According to the Central Statistics Office*, in 2011 the sum total of those with no religion, atheists and agnostics was 277, 237. In the same year there were 129,039 members of the Church of Ireland, 49,204 Muslims, 45,223 Orthodox Christians, 24,600 Presbyterians, 14,043 Apostolic and Pentecostals, 10,688 Hindus and 57,482 from other religions (Buddhist, Methodist, Jehovah’s Witness, Lutheran, Evangelical, Baptist, Jewish, Sikhism and Spiritualism etc.) In addition, 41,161 people gave a broad religious description of ‘Christian’.
In light of these statistics it is difficult to understand how non-Catholics or even just those of no religion can be described as a ‘tiny minority’.
The State acknowledges that the primary and natural educator of the child is the Family and guarantees to respect the inalienable right and duty of parents to provide, according to their means, for the religious and moral, intellectual, physical and social education of their children. (Article 42.1)
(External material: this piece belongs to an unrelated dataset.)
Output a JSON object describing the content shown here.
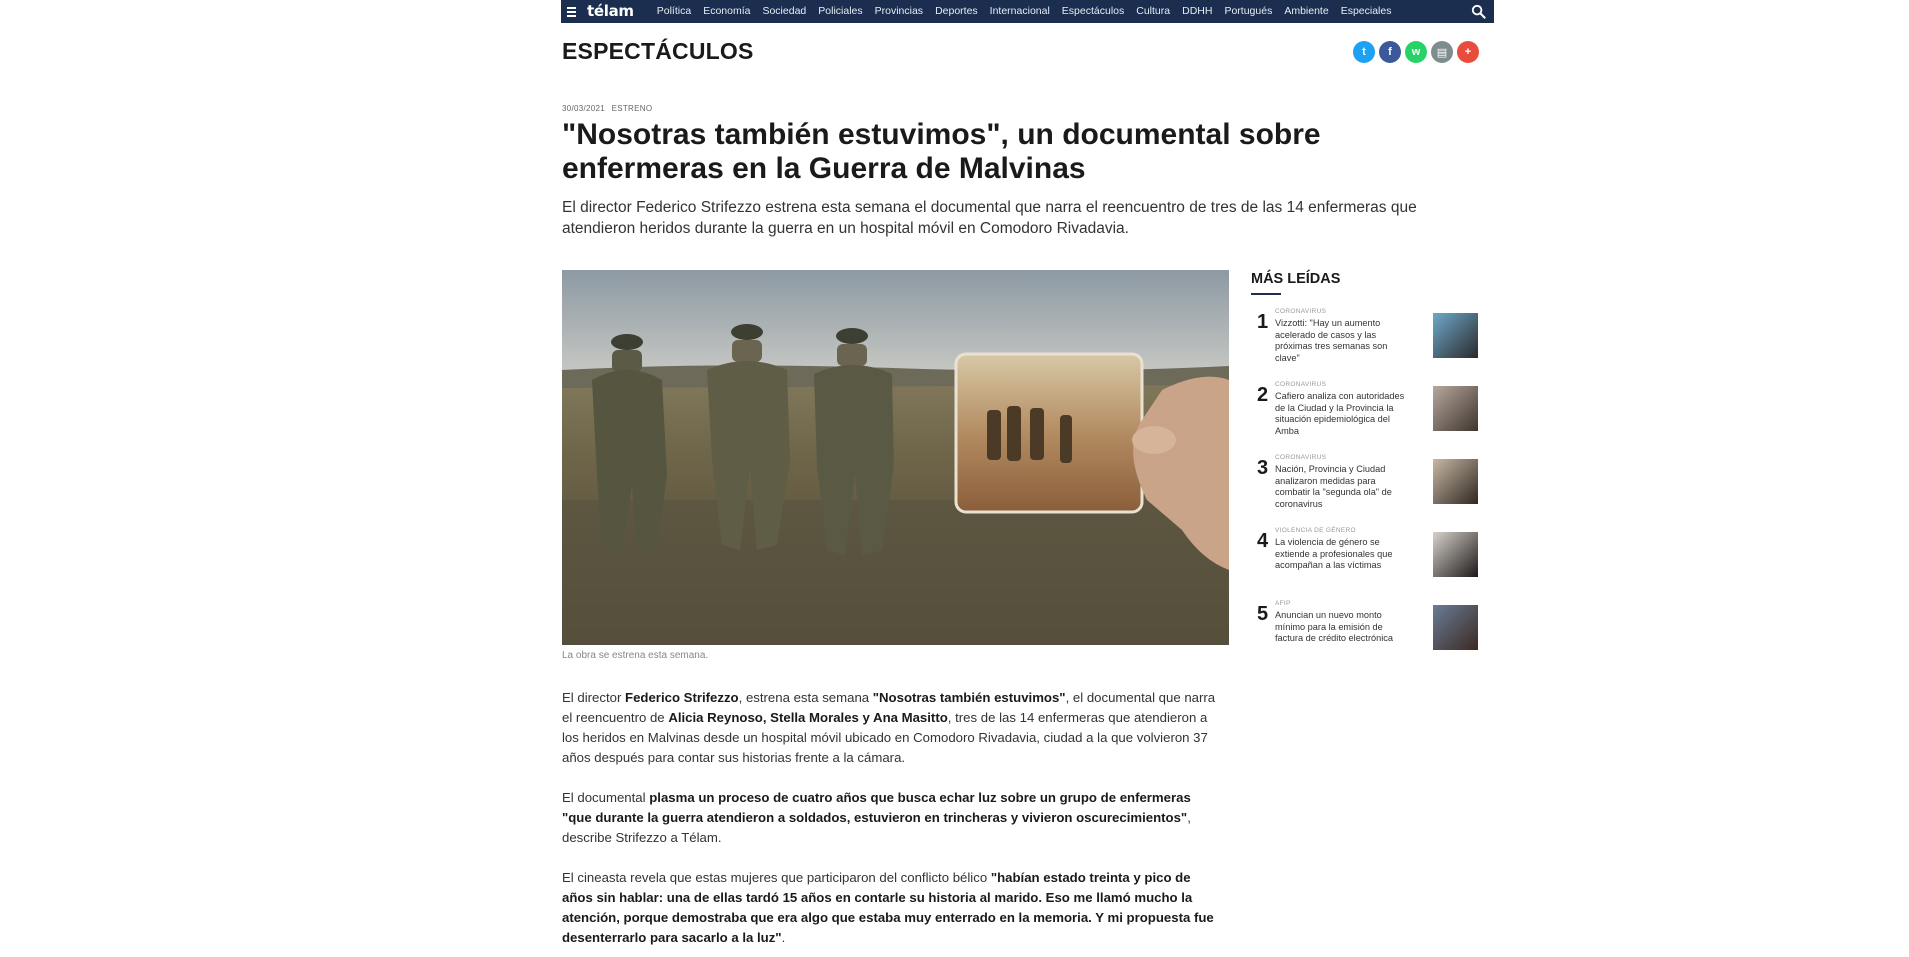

While Article 42.1 clearly articulates the inalienable right of parents to provide for religious education it does not, as Rev Burke suggests, infer that parents have a right to a denominational education for their children.
I am glad that Rev Burke feels that those who wish for a secular education for their children are entitled to it. I do not believe in ‘chest-thumping’ but I do believe that running state schools on a secular basis represents a realistic and equitable solution that embraces diversity and vindicates the rights of all parents.